Главный крисатори, заставил Каролину выйти вперёд. Она была серьёзна, глубоко дышала, и выглядела неуклюже. Она казалась какой-то беззащитной. Крисатори был суров и безличен, когда изрекал унылый перечень слов: "Если вы знаете или слышали что-нибудь о золотых украшениях, украденных у Каролины, и не сообщите это суду, вы можете умереть в страшных муках".
-Пусть будет так, - отозвалась Каролина хриплым, едва слышным голосом.
-Если любым путём вы связаны с кражей золота у Каролины, пусть ядовитые злые ветры поразят ваш живот и принесут вам смертельную болезнь… Если после принесения клятвы вы собираетесь любым способом иметь прибыль от золота Каролины, да заберёт Бог вашу силу и наслаждения; будете вы бесплодны и лишены потомства!
Проклятия становились всё более ужасными и беспощадными. Голос судьи достиг высшей точки, и казалось, что фраза произносилась на одном дыхании, словно злое заклинание. Пламя свечи трепетало. Мужчины и женщины, ожидающие своей очереди, в волнении затаили дыхание…
Передать ли словами, как долго длилась эта агония? Один за другим цыгане были допрошены и условно прокляты. Это называлось солах. За мужьями должны были последовать их жёны.
Люди вели себя по-разному. Некоторые были угрюмы, удручены и тяжко вздыхали. Некоторые всхлипывали. Кто-то казался безразличным.
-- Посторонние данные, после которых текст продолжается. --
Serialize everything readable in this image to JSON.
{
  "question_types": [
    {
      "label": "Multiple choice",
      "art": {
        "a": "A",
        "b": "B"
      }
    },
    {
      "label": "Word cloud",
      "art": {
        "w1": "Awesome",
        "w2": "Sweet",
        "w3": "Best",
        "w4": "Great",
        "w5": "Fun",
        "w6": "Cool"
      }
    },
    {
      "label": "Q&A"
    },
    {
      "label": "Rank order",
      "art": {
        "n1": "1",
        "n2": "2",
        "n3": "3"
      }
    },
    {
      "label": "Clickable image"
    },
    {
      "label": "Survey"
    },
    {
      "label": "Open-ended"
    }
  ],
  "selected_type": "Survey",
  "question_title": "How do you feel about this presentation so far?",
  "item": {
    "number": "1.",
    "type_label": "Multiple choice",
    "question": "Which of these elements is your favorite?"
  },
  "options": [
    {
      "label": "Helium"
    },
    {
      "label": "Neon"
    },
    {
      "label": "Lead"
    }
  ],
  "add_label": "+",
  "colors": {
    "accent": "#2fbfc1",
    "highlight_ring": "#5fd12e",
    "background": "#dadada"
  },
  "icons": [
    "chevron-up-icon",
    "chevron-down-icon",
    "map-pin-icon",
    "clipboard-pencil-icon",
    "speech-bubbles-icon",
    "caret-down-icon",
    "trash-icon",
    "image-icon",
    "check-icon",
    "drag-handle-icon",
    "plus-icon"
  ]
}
Кто-то был расстроен и говорил невнятно. Но поклялись в своей невиновности все!
Вор так и не был выявлен!
Наш юный рассказчик был разочарован. Страшные цыганские заклятия никого не сломили, и с неба ни в кого не ударила молния… Цыгане же неожиданно успокоились и провели денежный сбор в пользу Каролины.
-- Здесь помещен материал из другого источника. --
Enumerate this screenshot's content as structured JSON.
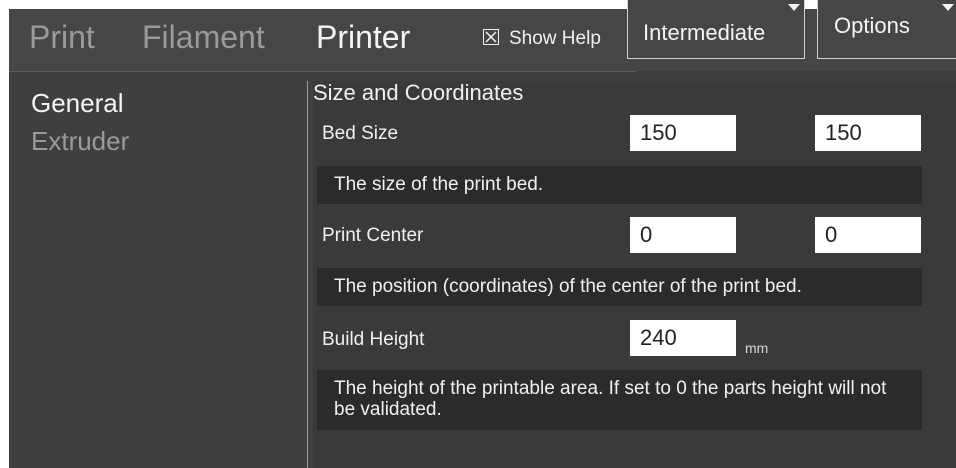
{
  "tabs": [
    {
      "label": "Print",
      "active": false
    },
    {
      "label": "Filament",
      "active": false
    },
    {
      "label": "Printer",
      "active": true
    }
  ],
  "show_help": {
    "label": "Show Help",
    "checked": true,
    "icon": "checkbox-x-icon"
  },
  "level_dropdown": {
    "value": "Intermediate"
  },
  "options_dropdown": {
    "label": "Options"
  },
  "nav": {
    "items": [
      {
        "label": "General",
        "active": true
      },
      {
        "label": "Extruder",
        "active": false
      }
    ]
  },
  "section": {
    "title": "Size and Coordinates",
    "fields": {
      "bed_size": {
        "label": "Bed Size",
        "x": "150",
        "y": "150",
        "help": "The size of the print bed."
      },
      "print_center": {
        "label": "Print Center",
        "x": "0",
        "y": "0",
        "help": "The position (coordinates) of the center of the print bed."
      },
      "build_height": {
        "label": "Build Height",
        "value": "240",
        "unit": "mm",
        "help": "The height of the printable area. If set to 0 the parts height will not be validated."
      }
    }
  },
  "colors": {
    "background": "#3f3f3f",
    "panel": "#3a3a3a",
    "help_box": "#2b2b2b",
    "active_text": "#f4f4f4",
    "inactive_text": "#9a9a9a"
  }
}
Теперь самое интересное. Только после войны Ян Йорс узнал о смерти цыганки Лизы. Несчастная лежала на смертном одре, и уже не могла говорить. Но что-то глодало её совесть. Она настойчиво потирала пальцами, показывая этим жестом, что имеет в виду деньги или золото. Когда цыгане по обычаю говорили ей: "Te авес ертиме мандар тай те ертил тут o Дел" (Прощаю тебе, и пусть Бог простит) - она только мотала головой. Похоже, эти добрые слова причиняли ей невыносимую душевную боль. Наконец, маленькая дочка Лизы догадалась пошарить в углу фургона - куда умирающая всё время тыкала пальцем. И краденое золото было найдено!
Слёзы заструились по щекам женщины. Когда она убедилась, что её грех стал известен, на её лице можно было прочитать глубокое облегчение. А потом она впала в кому и умерла.

Николай Бессонов

Статья опубликована в цыганской газете "Романi яг" № 17 (144), 2006 г.